By: Wendy Backer (View Profile)

My family left San Francisco and we forgot to take our hearts. Ouch.

The cat’s experience says it all. We’re in the SFO Airport—Grain, our Russian Blue cat, has a systolic convulsion that results in simultaneous orifice excretions; vomit and poo all over the pre-boarding area carpet. My husband, our two sons, and I understand. This was the exit rite we all felt churning in our guts. Go kitty.

Bad investments were sucking the life-blood from our bank account. I dreamt of doctoring receipts, lottery infusions, and donor dollars. Money in. Money out. Money out. Money out. Action was inevitable but I was defiant. I took a lot of naps. I awoke, doubled over from fatigue and sick with worry. I shook my fist at God. I struck bargains. I vowed to be a better person. I yelled at my family. Then, one day, it was over. We were drained, anemic. We sold our house and moved away. To Georgia.

In our newly adopted state, we were free of debt and homeless. Sort of like entering the pearly gates, free of doubt and home free, only different.
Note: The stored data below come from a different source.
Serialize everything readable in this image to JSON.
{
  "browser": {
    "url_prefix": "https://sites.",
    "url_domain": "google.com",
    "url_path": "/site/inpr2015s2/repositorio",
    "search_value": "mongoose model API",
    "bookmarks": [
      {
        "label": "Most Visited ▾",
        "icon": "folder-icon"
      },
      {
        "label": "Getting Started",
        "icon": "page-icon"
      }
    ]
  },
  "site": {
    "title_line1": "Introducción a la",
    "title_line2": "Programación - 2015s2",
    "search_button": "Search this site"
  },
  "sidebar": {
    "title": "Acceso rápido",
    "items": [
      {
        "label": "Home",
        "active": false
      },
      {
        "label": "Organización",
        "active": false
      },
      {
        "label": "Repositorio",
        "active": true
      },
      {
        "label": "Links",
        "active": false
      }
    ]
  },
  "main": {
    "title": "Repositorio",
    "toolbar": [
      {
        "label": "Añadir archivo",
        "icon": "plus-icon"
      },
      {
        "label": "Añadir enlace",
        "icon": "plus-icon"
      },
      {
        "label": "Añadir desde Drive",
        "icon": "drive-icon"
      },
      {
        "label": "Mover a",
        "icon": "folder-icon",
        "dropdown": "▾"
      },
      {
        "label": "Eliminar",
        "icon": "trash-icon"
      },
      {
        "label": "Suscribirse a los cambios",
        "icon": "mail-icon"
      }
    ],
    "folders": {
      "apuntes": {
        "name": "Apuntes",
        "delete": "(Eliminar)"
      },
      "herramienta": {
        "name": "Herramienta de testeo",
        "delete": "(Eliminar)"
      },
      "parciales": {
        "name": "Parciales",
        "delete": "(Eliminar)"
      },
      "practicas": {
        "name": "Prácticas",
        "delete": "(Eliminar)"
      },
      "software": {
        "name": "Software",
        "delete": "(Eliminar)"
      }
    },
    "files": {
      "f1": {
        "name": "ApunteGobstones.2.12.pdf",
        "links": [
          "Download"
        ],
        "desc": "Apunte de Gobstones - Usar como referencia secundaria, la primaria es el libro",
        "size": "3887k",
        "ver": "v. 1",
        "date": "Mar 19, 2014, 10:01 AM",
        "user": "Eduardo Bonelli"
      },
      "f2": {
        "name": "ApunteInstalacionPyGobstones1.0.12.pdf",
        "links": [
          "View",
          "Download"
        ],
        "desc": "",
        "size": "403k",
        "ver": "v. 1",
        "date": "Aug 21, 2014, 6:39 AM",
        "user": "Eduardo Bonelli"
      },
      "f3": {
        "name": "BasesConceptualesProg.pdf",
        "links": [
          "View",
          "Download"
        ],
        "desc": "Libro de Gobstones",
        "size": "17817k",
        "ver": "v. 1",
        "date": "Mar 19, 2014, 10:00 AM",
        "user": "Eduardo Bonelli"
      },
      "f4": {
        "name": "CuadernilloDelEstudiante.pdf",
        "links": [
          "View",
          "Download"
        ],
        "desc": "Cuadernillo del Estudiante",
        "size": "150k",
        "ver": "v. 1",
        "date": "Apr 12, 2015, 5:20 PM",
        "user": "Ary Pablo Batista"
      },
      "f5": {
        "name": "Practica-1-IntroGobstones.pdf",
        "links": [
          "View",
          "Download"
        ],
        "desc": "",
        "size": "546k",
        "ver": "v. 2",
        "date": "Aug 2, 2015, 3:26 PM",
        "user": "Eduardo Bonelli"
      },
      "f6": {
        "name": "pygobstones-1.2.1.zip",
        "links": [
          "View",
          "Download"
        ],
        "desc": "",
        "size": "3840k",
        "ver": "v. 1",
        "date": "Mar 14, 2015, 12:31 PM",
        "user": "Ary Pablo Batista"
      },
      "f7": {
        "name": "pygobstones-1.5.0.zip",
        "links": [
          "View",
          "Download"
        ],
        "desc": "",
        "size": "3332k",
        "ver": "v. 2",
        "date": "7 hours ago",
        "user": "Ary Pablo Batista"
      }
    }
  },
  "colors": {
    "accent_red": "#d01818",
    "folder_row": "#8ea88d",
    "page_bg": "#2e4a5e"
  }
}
This was the South we had relocated to—nice, but not heaven. I made the best of it. It was hell. No craggy ocean bluffs, no golden hills, no Eucalyptus trees, no Chinatown. We made the transition easier, went land-locked and bought twenty minutes outside mid-town Atlanta. Living is cheap here. Gas prices are, if not reasonable, not ridiculous, goods and services are attainable within a moderate budget, and housing options are plentiful. The reverse sticker shock revived me, an echo of a heartbeat scuttled solidly in my chest, reassuring me of my ability to thrive. But could I live here?

My young son Milo, with a Hubble telescope emotional radar, has to be separated from a buddy on the school bus. He has pissed off his teacher, and the lunch lady writes me notes about his behavior. I call a meeting with the principal and the teacher—best to take the offensive before they place him in a cage in the janitor’s closet. Apparently, the teacher’s beef is that Milo is restless in class; he is always on task and completing his work but he is a) putting his knees in his shirt, b) raising his hand but blurting out answers before being called on, c) chewing on his water bottle, d) whittling on his pencil, e) being our li’l Moochie. Clearly, this gal needs to keep twenty-one kids in line, but I attended a parents’ night where she shared her one hour, seventeen-page presentation bullet point by bullet point—I left with my shirt stretched out and a rather nicely carved pencil statue of the Dali Lama. We have been here six weeks.